Obesity is a proliferating global epidemic, associated with many lethal diseases, and is an independent risk factor of morbidity and mortality. In fact, the recent classification of obesity as a disease has warranted an urgent need for strategies to combat it. Many strategies have been adapted; however, apparently, we are yet to succeed. Therefore, strategies to fight the obesity epidemic, and associated diseases, are still needed. According to the current findings, a strategy aimed at establishing a negative energy balance, enhancing PF, thus increasing BDNF seems appropriate. Obviously, exercise is a strategy that can, potentially, meet all these criteria. Therefore, as recommended by several organizations, moderate exercise on most days of the week should be encouraged for obese or at risk individuals [18].

Limitations

The current study is not without limitations. First and for most, causality interferences and generalizability of the results are confined to the cross-sectional design and the relatively smaller size. Additionally, we should realize that the 6MWD is not the best measurement for aerobic PF, especially no surrogate measurements were obtained, including heart rate, SpO2, and Borg and breathlessness.
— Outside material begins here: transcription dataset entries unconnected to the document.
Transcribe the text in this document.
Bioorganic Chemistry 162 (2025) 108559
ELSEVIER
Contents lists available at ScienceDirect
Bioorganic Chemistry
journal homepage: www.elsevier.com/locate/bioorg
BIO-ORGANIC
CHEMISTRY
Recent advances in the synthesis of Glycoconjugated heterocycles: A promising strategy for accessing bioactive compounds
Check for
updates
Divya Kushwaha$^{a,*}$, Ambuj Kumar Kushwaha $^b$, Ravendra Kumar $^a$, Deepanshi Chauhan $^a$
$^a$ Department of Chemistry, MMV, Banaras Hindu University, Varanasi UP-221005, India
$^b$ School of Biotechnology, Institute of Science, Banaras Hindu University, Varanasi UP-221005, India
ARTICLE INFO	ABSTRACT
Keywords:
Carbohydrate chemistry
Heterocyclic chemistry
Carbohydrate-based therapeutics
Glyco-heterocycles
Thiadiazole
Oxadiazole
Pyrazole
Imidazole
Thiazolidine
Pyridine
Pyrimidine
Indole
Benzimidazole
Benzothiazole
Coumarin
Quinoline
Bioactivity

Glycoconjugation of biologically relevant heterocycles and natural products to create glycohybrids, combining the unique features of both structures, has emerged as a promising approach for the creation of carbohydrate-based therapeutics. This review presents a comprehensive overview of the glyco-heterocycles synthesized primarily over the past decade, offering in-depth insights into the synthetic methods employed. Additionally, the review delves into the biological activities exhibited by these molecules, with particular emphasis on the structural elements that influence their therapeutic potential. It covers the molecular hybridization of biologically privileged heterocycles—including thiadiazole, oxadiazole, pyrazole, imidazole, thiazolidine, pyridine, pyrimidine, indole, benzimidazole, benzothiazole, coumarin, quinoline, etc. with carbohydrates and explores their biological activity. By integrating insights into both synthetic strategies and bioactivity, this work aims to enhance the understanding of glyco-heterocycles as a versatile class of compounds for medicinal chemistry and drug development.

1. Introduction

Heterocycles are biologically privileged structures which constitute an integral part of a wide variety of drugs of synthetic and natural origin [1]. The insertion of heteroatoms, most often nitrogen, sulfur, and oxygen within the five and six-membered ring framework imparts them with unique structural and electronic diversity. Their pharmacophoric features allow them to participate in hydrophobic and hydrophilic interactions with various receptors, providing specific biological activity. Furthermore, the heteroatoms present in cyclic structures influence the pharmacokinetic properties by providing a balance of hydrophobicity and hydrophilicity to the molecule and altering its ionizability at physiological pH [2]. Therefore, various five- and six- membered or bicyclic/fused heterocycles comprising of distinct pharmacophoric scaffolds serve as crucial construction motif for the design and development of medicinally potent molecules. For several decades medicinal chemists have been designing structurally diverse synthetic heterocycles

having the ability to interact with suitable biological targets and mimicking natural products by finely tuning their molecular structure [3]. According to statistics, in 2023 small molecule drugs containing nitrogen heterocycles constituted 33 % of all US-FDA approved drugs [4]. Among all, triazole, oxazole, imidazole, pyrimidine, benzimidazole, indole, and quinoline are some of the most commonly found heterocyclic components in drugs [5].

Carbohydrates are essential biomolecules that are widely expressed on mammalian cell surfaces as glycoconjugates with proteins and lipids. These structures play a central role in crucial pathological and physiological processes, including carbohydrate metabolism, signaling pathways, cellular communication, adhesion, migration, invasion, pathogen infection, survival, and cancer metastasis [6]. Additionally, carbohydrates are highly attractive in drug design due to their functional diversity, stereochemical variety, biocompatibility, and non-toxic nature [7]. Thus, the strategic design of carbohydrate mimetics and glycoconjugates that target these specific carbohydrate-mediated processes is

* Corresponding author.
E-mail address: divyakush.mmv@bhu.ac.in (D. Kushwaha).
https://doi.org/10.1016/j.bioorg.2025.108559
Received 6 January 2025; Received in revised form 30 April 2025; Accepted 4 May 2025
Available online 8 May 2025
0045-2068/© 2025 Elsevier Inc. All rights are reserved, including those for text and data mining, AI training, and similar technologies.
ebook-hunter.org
Therefore, to confirm the current finings, future studies should consider applying longitudinal/interventional design and recruiting larger sample. Additionally, using more specific test of aerobic PF along with surrogate measurements (i.e. heart rate, SpO2, and Borg and breathlessness scales) are warranted.

Conclusion

In the current study, we confirm the importance of BDNF for obesity. Additionally, the relationship of BDNF with obesity was found in individuals with higher, but not lower, fitness level. Therefore, the data suggest that the effect of BDNF might be “fitness-dependent”. However, studies aimed at examining the relationship of BDNF with obesity after improving PA, are warranted.

Declarations

Author contribution statement

M. Alomari: Conceived and designed the experiments; Performed the experiments; Analyzed and interpreted the data; Contributed reagents, materials, analysis tools or data; Wrote the paper.

O. Khabour: Conceived and designed the experiments; Analyzed and interpreted the data; Contributed reagents, materials, analysis tools or data; Wrote the paper.

K. Alawneh: Conceived and designed the experiments; Performed the experiments.

K. Alzoubi: Conceived and designed the experiments; Contributed reagents, materials, analysis tools or data; Wrote the paper.

A. Maikano: Conceived and designed the experiments; Performed the experiments; Wrote the paper.

Funding statement

This work was supported by the Deanship of Research at the Jordan University of Science and Technology with research ID MA/OK-155/2014.

Competing interest statement

The authors declare no conflict of interest.

Additional information

No additional information is available for this paper.